RH:  That's interesting.

BR:  It was.  Very ironic.

RH:  Right.

BR:  But anyway, after Sukkot, and the kids went back, then there was a tremendous amount of loneliness that set in.  And the cell phone did not work most of the time.  We still did not have a landline.  And so because the phone didn't work, so the computer, with the Internet, didn't work.  So there was a lot of loneliness for me.
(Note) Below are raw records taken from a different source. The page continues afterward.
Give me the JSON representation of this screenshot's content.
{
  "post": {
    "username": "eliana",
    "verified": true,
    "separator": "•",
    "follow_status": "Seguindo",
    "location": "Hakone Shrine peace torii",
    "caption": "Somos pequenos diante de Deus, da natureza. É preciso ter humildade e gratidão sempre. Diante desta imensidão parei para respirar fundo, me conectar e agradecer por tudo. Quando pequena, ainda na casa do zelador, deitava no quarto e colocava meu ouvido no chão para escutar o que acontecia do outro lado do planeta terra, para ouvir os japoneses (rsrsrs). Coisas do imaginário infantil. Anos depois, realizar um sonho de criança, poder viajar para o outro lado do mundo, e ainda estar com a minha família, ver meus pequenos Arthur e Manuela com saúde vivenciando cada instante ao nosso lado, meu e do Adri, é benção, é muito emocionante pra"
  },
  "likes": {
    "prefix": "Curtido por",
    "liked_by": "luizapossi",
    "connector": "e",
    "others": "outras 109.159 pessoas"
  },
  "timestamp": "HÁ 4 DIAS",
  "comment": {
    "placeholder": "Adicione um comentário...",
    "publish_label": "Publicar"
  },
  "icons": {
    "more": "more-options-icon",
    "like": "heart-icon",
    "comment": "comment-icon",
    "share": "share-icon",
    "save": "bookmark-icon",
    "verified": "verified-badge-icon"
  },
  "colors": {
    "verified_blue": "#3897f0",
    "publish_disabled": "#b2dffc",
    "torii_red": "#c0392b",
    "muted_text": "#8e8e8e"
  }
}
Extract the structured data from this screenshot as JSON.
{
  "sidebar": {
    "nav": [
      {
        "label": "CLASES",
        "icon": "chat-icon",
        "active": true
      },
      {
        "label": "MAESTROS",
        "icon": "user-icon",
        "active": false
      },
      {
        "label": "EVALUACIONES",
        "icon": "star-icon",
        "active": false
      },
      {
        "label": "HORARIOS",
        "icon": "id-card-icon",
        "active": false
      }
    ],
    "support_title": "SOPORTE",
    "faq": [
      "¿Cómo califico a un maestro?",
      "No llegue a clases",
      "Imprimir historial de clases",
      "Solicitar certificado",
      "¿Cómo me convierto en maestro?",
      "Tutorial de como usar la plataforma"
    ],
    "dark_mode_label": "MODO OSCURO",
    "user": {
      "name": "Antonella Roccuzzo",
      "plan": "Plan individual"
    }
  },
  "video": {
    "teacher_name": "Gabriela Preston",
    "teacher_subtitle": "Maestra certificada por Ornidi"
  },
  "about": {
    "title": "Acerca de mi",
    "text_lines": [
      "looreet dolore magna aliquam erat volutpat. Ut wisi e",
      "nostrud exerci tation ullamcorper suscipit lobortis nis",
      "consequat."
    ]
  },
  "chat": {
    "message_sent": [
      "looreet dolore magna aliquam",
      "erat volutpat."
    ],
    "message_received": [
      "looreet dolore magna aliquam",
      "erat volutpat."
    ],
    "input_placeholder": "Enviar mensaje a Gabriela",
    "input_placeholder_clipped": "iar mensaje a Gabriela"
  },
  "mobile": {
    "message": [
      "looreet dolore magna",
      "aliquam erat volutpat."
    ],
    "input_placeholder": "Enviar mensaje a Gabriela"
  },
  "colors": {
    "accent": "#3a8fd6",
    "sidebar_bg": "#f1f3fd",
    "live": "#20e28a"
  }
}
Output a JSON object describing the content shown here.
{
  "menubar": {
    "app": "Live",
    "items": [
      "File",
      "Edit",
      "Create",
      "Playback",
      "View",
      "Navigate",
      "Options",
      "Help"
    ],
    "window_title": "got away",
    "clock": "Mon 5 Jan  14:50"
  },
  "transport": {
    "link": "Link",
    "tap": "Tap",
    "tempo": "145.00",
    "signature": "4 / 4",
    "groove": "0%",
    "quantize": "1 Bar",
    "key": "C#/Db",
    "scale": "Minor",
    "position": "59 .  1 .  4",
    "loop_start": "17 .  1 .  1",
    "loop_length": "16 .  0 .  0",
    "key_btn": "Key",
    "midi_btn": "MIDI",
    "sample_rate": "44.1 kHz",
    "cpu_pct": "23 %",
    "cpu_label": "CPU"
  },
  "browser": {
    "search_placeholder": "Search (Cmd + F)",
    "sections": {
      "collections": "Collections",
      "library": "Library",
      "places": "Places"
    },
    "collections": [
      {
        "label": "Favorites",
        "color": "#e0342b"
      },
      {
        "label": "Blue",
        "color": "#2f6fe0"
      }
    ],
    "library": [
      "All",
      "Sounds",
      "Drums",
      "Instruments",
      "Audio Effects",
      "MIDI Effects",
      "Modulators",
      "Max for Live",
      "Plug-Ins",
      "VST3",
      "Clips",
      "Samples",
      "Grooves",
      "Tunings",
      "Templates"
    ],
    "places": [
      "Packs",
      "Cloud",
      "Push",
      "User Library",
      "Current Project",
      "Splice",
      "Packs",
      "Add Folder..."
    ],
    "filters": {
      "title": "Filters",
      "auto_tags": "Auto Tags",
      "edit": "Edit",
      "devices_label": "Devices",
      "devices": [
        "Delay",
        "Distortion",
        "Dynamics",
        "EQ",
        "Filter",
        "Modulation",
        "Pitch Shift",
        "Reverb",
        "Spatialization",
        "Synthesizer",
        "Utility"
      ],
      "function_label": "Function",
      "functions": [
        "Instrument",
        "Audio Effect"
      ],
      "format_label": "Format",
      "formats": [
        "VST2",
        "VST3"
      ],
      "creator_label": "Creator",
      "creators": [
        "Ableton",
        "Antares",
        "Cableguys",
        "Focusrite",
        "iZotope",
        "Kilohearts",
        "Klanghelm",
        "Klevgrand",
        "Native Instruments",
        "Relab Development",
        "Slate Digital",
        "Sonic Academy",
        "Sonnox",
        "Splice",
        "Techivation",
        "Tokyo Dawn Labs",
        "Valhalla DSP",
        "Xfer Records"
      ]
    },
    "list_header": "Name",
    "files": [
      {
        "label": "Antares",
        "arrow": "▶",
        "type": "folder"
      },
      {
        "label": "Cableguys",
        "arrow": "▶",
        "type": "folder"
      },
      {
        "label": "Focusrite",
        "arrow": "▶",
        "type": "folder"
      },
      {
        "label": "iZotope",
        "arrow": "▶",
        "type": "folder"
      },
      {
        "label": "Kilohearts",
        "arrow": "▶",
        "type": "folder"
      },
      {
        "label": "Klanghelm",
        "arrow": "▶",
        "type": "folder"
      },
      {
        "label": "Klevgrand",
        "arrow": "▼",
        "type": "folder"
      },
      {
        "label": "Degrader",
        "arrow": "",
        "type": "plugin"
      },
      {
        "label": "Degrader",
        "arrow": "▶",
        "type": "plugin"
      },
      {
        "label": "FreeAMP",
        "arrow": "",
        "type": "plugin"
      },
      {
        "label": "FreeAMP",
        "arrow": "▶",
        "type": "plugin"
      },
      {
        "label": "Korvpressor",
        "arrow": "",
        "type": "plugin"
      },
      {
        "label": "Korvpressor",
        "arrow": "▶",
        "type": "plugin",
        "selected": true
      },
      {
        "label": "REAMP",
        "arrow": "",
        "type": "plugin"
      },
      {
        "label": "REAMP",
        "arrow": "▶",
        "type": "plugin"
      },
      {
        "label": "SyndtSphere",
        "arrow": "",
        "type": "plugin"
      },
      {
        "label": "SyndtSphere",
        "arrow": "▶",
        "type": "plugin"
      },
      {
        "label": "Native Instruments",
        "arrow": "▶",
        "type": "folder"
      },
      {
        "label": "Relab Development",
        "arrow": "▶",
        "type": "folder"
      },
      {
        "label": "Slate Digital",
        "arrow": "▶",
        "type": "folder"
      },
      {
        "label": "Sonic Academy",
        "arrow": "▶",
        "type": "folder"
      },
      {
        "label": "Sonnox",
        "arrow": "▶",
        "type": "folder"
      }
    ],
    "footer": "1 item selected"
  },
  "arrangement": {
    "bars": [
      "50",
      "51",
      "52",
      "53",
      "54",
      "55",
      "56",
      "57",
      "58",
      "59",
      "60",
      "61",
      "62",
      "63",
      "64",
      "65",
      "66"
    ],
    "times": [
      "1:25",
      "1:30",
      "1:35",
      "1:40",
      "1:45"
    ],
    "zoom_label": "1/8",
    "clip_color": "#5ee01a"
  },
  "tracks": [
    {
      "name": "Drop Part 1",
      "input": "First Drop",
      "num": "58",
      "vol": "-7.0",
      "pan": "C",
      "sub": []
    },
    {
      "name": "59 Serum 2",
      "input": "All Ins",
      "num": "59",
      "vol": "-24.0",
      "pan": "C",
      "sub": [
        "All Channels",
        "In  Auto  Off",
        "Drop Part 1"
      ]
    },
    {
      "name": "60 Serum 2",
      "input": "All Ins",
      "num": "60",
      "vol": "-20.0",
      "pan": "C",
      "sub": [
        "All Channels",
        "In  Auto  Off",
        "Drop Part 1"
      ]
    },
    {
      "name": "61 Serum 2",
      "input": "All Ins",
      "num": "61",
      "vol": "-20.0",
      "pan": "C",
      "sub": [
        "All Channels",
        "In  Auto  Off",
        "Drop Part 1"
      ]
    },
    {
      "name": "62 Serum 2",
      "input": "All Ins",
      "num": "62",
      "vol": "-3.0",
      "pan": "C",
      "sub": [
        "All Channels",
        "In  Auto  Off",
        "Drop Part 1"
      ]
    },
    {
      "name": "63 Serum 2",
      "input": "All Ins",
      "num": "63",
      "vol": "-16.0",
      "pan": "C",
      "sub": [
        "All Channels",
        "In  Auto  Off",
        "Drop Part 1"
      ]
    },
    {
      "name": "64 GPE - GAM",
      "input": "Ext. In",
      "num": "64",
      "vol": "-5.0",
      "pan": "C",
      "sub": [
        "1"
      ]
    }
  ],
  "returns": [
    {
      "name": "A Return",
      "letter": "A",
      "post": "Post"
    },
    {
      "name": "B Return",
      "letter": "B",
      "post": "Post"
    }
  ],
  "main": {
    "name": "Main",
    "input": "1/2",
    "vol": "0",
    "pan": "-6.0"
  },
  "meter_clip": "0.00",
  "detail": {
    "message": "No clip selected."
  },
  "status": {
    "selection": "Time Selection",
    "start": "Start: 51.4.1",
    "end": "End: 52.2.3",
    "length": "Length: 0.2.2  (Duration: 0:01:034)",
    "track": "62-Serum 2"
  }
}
RH:  So tell me -- tell me about that.  How did you get through those -- because you --

BR:  I used to count the seconds until the cell phone would start working again.  And when I would actually get the cell phone working, I would quickly try to speak to some of my children, or my mother, or my mother-in-law.  I would usually be able to speak to one or two people and then have to say, well you call everybody else because my signal is dying.  And it got me down.  I ate.  I gained 20 pounds.  Just like everybody else.  The Katrina 20.

RH:  That's been common.

BR:  And --

RH:  Tell me.  Now if we reflect back on what you created here, I wonder if you could tell me your idea of home and what is home after you've been through this entire year and after you recreated home on Sukkot for so many people.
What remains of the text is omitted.